Я слышал от очевидца, побывавшего в Индии, будто жители Канбаята[144] приходят один за другим топиться в бухте. Людей, которые топят их, они нанимают за плату, боясь раздумать в последний момент от страха или от волнения. Тот, кто получает плату, кладет свою руку на затылок самоубийцы и держит его под водой, пока он не умрет. Как бы самоубийца ни кричал и ни молил о пощаде, как бы ни просил его отпустить, наемник не слушает его.
Рассказал мне путешественник, побывавший в Сахале[145], будто видел он на острове Бакар[146] — этот Бакар лежит между Серендибом и Мандурином[147] и принадлежит к островам, окружающим Сехилан[148], — будто видел он там огромного индусского кумира. Индусы говорят, что этот идол сначала находился на острове Сехилане, а потом через море перешел в Бакар; говорят, будто он на каждом острове остается тысячу лет, а потом переходит на другой.

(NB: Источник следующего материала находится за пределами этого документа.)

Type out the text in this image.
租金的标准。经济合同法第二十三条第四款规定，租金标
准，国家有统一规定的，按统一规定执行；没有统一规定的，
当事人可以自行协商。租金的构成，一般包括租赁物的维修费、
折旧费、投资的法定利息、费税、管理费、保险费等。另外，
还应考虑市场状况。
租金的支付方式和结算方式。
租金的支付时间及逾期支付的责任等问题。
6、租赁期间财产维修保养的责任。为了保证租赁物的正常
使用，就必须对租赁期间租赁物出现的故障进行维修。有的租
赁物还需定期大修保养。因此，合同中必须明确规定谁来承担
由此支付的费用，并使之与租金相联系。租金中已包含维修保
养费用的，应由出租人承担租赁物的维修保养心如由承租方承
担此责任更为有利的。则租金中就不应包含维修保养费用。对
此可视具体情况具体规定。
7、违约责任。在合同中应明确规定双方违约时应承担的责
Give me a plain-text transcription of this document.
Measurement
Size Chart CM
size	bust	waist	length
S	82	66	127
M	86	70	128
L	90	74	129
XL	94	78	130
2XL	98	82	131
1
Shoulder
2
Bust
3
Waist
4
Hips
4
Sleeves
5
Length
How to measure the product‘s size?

Рассказал мне Мухаммад ибн Бабишад:
«У одной серирской жительницы я видел человекоподобного зверя, только лицо у него было черное, как у зинджа, да и руки и ноги длиннее человеческих; кроме того, у него был длинный хвост и шерсть, как у обезьяны. Животное прижималось к женщине, сидя у нее на коленях. “Что это такое?” — спросил я ее. А она в ответ: “Житель рощ и лесов!” Зверек по временам испускал слабый крик на непонятном языке. Он был вроде обезьяны с человеческим лицом, и тело его было похоже на человеческое».
Мухаммад говорил еще, будто на побережье Ламери живут зарафы[149] неописуемой величины. Путешественники, которые, потерпев крушение на море, принуждены были идти сушей из Фансура в Ламери, говорят, что по ночам они не могли продолжать путь из страха перед зарафами; днем же эти чудовища не показываются. С наступлением ночи путешественники со страха влезали на большое дерево: всю ночь они слышали, как зарафы бродят вокруг, а утром видели их следы на песке. Кроме того, на этом острове тьма муравьев, особенно на побережье Ламери; и муравьи там огромные.
Мухаммад рассказал мне также со слов какого-то моряка, будто в Лулу-Биленке[150] — это морской залив — живут хвостатые людоеды. Живут они в области, которая находится между Ламери и Фансуром.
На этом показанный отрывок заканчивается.